Last Tuesday, The Bermuda Environmental Sustainability Taskforce (BEST) formally launched their Blueprint for Environmental Sustainability - 2012.
Greenrock welcomes the blueprint as a comprehensive description of the hurdles to sustainability for Bermuda. It draws a clear picture of the challenges we face. We agree with BEST and the IUCN that "present decisions worldwide tend to weight the economic environment too heavily while not giving enough consideration to the physical environment"1. As environmental stewardship advocates, BEST is well placed to scrutinize public policies and procedures and indeed the document reflects this; it is particularly eloquent on the demands on Bermuda's land and requirements for appropriate planning.
Greenrock applaud BEST on doing an excellent job in documenting THE PROBLEM together with their suggestions on where to look for solutions. Greenrock agrees that much of the focus needs to be on Changing the Mindset, one person at a time, and we would like to share some current examples of how Greenrock act as part of THE SOLUTION.
Whilst recognizing the need to transform Government policies and procedures, Greenrock emphasises community-driven solutions, with the belief that when the people of Bermuda demonstrate the wilingness, indeed the expectation, of better stewardship the Government will follow.
Sustainable change only occurs when individuals act together for the common good of the planet; the same is true for Bermuda. We need to all work together to help make Bermuda a more sustainable place to live from an economic, social, and environmental perspective. And Greenrock’s mission is to continually help focus the community on the sustainable ideas suitable for island life in Bermuda.
Greenrock believes that leading people in clearly defined projects can resolve some of our problems as a community.
Greenrock has projects underway in areas of energy production and use; food production and consumption; and waste reduction and management.
Our Healthy Harvest, School Roadshow and Green School projects are proving successful in re-connecting people to the natural environment, and in helping develop an increased ecological awareness in young people.
Greenrock is also making headway with its Green Building Forum as a space for people who manage large built facilities and are faced with making their practices more ecologically sensible and sustainable.
In addition, Greenrock are collaborating on a number of projects that focus on specific solutions to specific environmental challenges. These include
- finding ways to support implementation of the Government's 2011 Bermuda Energy White Paper (e.g. our Net Metering initiative),
- leading a 'No Thanks!' project to reduce Bermuda's use of single-use bags, and
- our partnering with AES, the Corporation of Hamilton and BAC to erect six hydration stations in the City of Hamilton, which provide a more eco-friendly alternative to disposable bottles of water.
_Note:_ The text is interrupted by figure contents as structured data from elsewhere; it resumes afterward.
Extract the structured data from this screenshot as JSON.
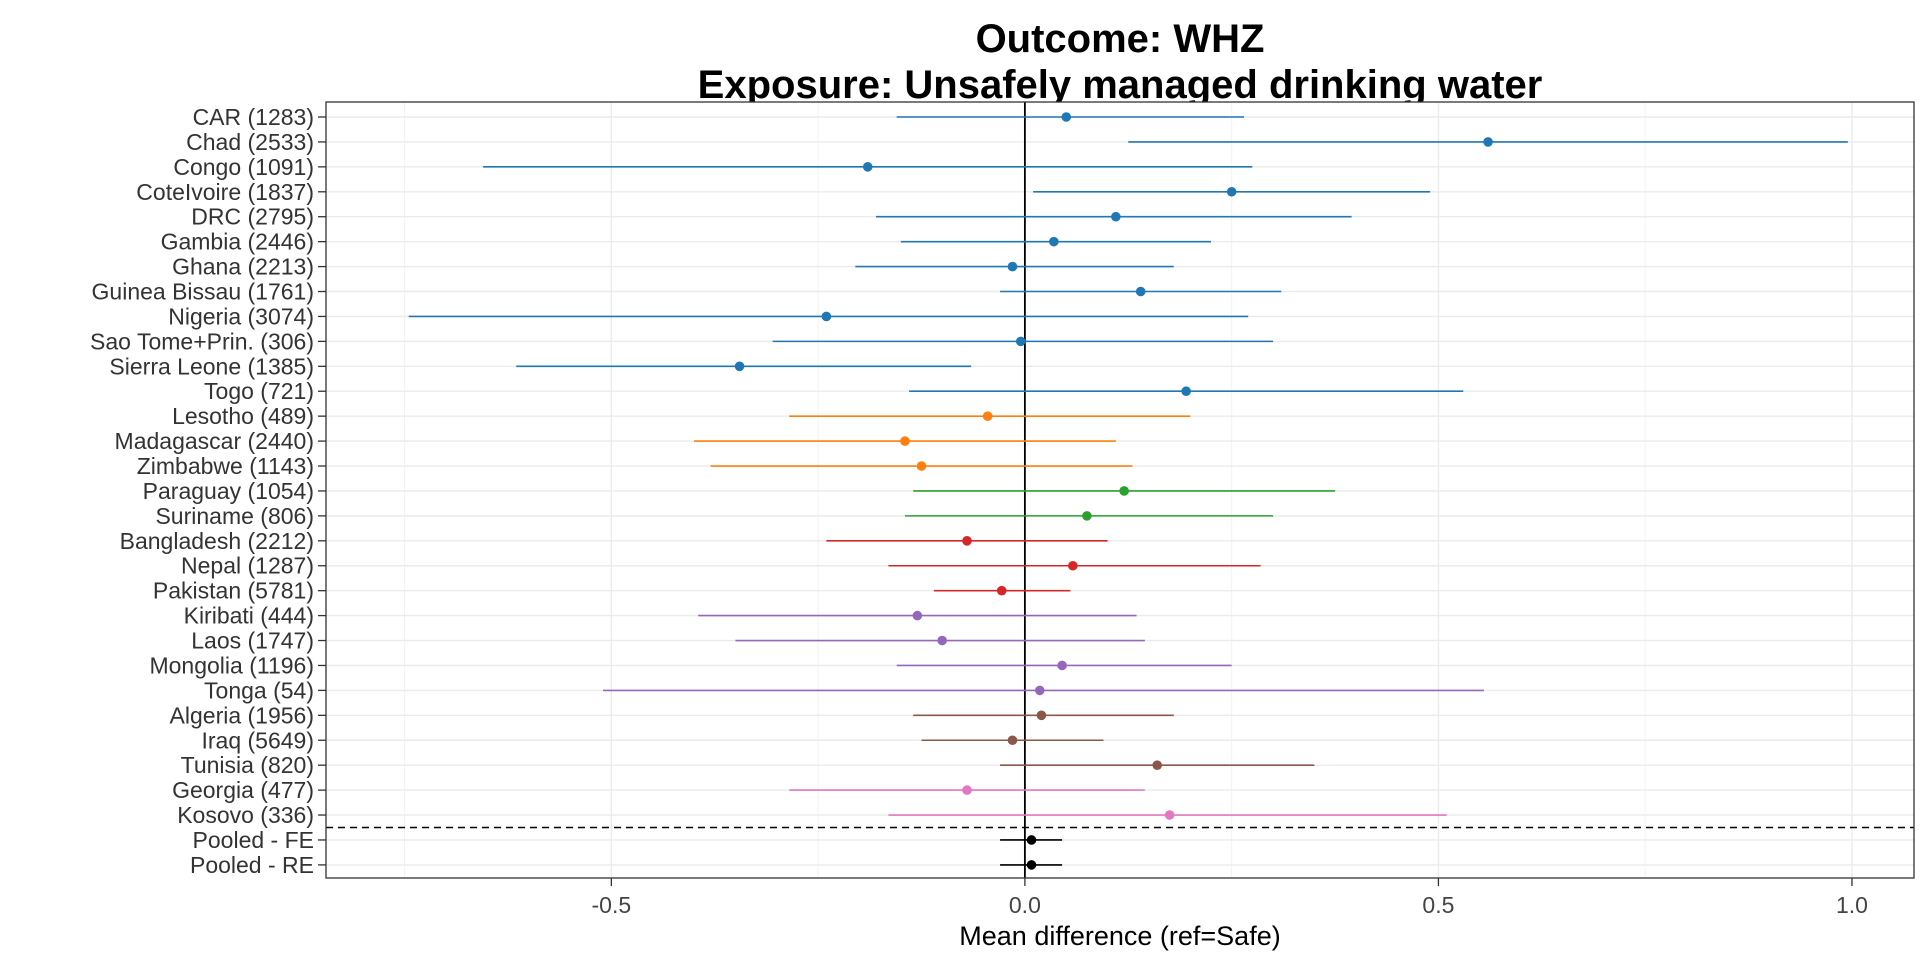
{
  "chart_data": {
    "type": "scatter",
    "subtype": "forest-plot",
    "title": "Outcome: WHZ",
    "subtitle": "Exposure: Unsafely managed drinking water",
    "xlabel": "Mean difference (ref=Safe)",
    "ylabel": "",
    "xlim": [
      -0.845,
      1.075
    ],
    "xticks": [
      -0.5,
      0.0,
      0.5,
      1.0
    ],
    "xtick_labels": [
      "-0.5",
      "0.0",
      "0.5",
      "1.0"
    ],
    "grid": true,
    "reference_line_x": 0,
    "separator": "dashed line between Kosovo (336) and Pooled - FE",
    "colors": {
      "blue": "#1f77b4",
      "orange": "#ff7f0e",
      "green": "#2ca02c",
      "red": "#d62728",
      "purple": "#9467bd",
      "brown": "#8c564b",
      "pink": "#e377c2",
      "black": "#000000"
    },
    "rows": [
      {
        "label": "CAR (1283)",
        "est": 0.05,
        "lo": -0.155,
        "hi": 0.265,
        "color": "blue"
      },
      {
        "label": "Chad (2533)",
        "est": 0.56,
        "lo": 0.125,
        "hi": 0.995,
        "color": "blue"
      },
      {
        "label": "Congo (1091)",
        "est": -0.19,
        "lo": -0.655,
        "hi": 0.275,
        "color": "blue"
      },
      {
        "label": "CoteIvoire (1837)",
        "est": 0.25,
        "lo": 0.01,
        "hi": 0.49,
        "color": "blue"
      },
      {
        "label": "DRC (2795)",
        "est": 0.11,
        "lo": -0.18,
        "hi": 0.395,
        "color": "blue"
      },
      {
        "label": "Gambia (2446)",
        "est": 0.035,
        "lo": -0.15,
        "hi": 0.225,
        "color": "blue"
      },
      {
        "label": "Ghana (2213)",
        "est": -0.015,
        "lo": -0.205,
        "hi": 0.18,
        "color": "blue"
      },
      {
        "label": "Guinea Bissau (1761)",
        "est": 0.14,
        "lo": -0.03,
        "hi": 0.31,
        "color": "blue"
      },
      {
        "label": "Nigeria (3074)",
        "est": -0.24,
        "lo": -0.745,
        "hi": 0.27,
        "color": "blue"
      },
      {
        "label": "Sao Tome+Prin. (306)",
        "est": -0.005,
        "lo": -0.305,
        "hi": 0.3,
        "color": "blue"
      },
      {
        "label": "Sierra Leone (1385)",
        "est": -0.345,
        "lo": -0.615,
        "hi": -0.065,
        "color": "blue"
      },
      {
        "label": "Togo (721)",
        "est": 0.195,
        "lo": -0.14,
        "hi": 0.53,
        "color": "blue"
      },
      {
        "label": "Lesotho (489)",
        "est": -0.045,
        "lo": -0.285,
        "hi": 0.2,
        "color": "orange"
      },
      {
        "label": "Madagascar (2440)",
        "est": -0.145,
        "lo": -0.4,
        "hi": 0.11,
        "color": "orange"
      },
      {
        "label": "Zimbabwe (1143)",
        "est": -0.125,
        "lo": -0.38,
        "hi": 0.13,
        "color": "orange"
      },
      {
        "label": "Paraguay (1054)",
        "est": 0.12,
        "lo": -0.135,
        "hi": 0.375,
        "color": "green"
      },
      {
        "label": "Suriname (806)",
        "est": 0.075,
        "lo": -0.145,
        "hi": 0.3,
        "color": "green"
      },
      {
        "label": "Bangladesh (2212)",
        "est": -0.07,
        "lo": -0.24,
        "hi": 0.1,
        "color": "red"
      },
      {
        "label": "Nepal (1287)",
        "est": 0.058,
        "lo": -0.165,
        "hi": 0.285,
        "color": "red"
      },
      {
        "label": "Pakistan (5781)",
        "est": -0.028,
        "lo": -0.11,
        "hi": 0.055,
        "color": "red"
      },
      {
        "label": "Kiribati (444)",
        "est": -0.13,
        "lo": -0.395,
        "hi": 0.135,
        "color": "purple"
      },
      {
        "label": "Laos (1747)",
        "est": -0.1,
        "lo": -0.35,
        "hi": 0.145,
        "color": "purple"
      },
      {
        "label": "Mongolia (1196)",
        "est": 0.045,
        "lo": -0.155,
        "hi": 0.25,
        "color": "purple"
      },
      {
        "label": "Tonga (54)",
        "est": 0.018,
        "lo": -0.51,
        "hi": 0.555,
        "color": "purple"
      },
      {
        "label": "Algeria (1956)",
        "est": 0.02,
        "lo": -0.135,
        "hi": 0.18,
        "color": "brown"
      },
      {
        "label": "Iraq (5649)",
        "est": -0.015,
        "lo": -0.125,
        "hi": 0.095,
        "color": "brown"
      },
      {
        "label": "Tunisia (820)",
        "est": 0.16,
        "lo": -0.03,
        "hi": 0.35,
        "color": "brown"
      },
      {
        "label": "Georgia (477)",
        "est": -0.07,
        "lo": -0.285,
        "hi": 0.145,
        "color": "pink"
      },
      {
        "label": "Kosovo (336)",
        "est": 0.175,
        "lo": -0.165,
        "hi": 0.51,
        "color": "pink"
      },
      {
        "label": "Pooled - FE",
        "est": 0.008,
        "lo": -0.03,
        "hi": 0.045,
        "color": "black"
      },
      {
        "label": "Pooled - RE",
        "est": 0.008,
        "lo": -0.03,
        "hi": 0.045,
        "color": "black"
      }
    ]
  }
}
We are committed to the annual global Earth Hour and Earth Day events and are an active partner in the Bermuda Alliance for Sargasso Sea (BASS) in support of the Blue Halo project.
Greenrock has also started engaging the community on ways to improve event waste management practices such that large public gatherings lower their carbon footprint on the natural environment.
Finally, Greenrock has aligned itself with the community garden movement both directly through our own Healthy Harvest project, and indirectly by providing support to the recent Seed Share project initiated by Frances Eddy, the Bermuda National Trust's community garden in Warwick and the re-inspired work by the Christ Church group in their Paget community garden (video). Although Bermuda may never be able to produce the volume of food to feed its entire population, we remain convinced that community gardens offer an opportunity to lessen our dependence on overseas suppliers and act as an incubator to re-connect the Bermudian people with each other and the larger living environment.
Greenrock recognizes the challenges outlined in the BEST document are broad and varied. The skill sets required to see into the myriad of processes driving the challenges are equally broad and complex. Expanding ecological awareness and a deeper sense of connection between our people and our larger living system holds the key to addressing the issues described in the blueprint.
There are clearly a myriad of other sustainability enhancing initiatives that Greenrock— and no doubt like-minded organisations such as BEST — would love to adopt and execute if we had adequate human resources and funding. We do not, however, think that solving these issues always requires "comprehensive research, extensive and far-reaching public consultation, cost-benefit analyses and strong political will"1; sometimes the solutions can be readily adapted from other places, or make obvious sense. Greenrock is painfully aware that an idea without execution is nothing, and because of this we carefully assess ideas and only develop (or assist on) projects likely to yield the best possible return on investment.
Greenrock works with BEST and other environmental organizations on many of these solutions, and continues to look for opportunities to forge alliances and spur co-operation and efficiencies among organisations seeking to promote sustainable development in Bermuda.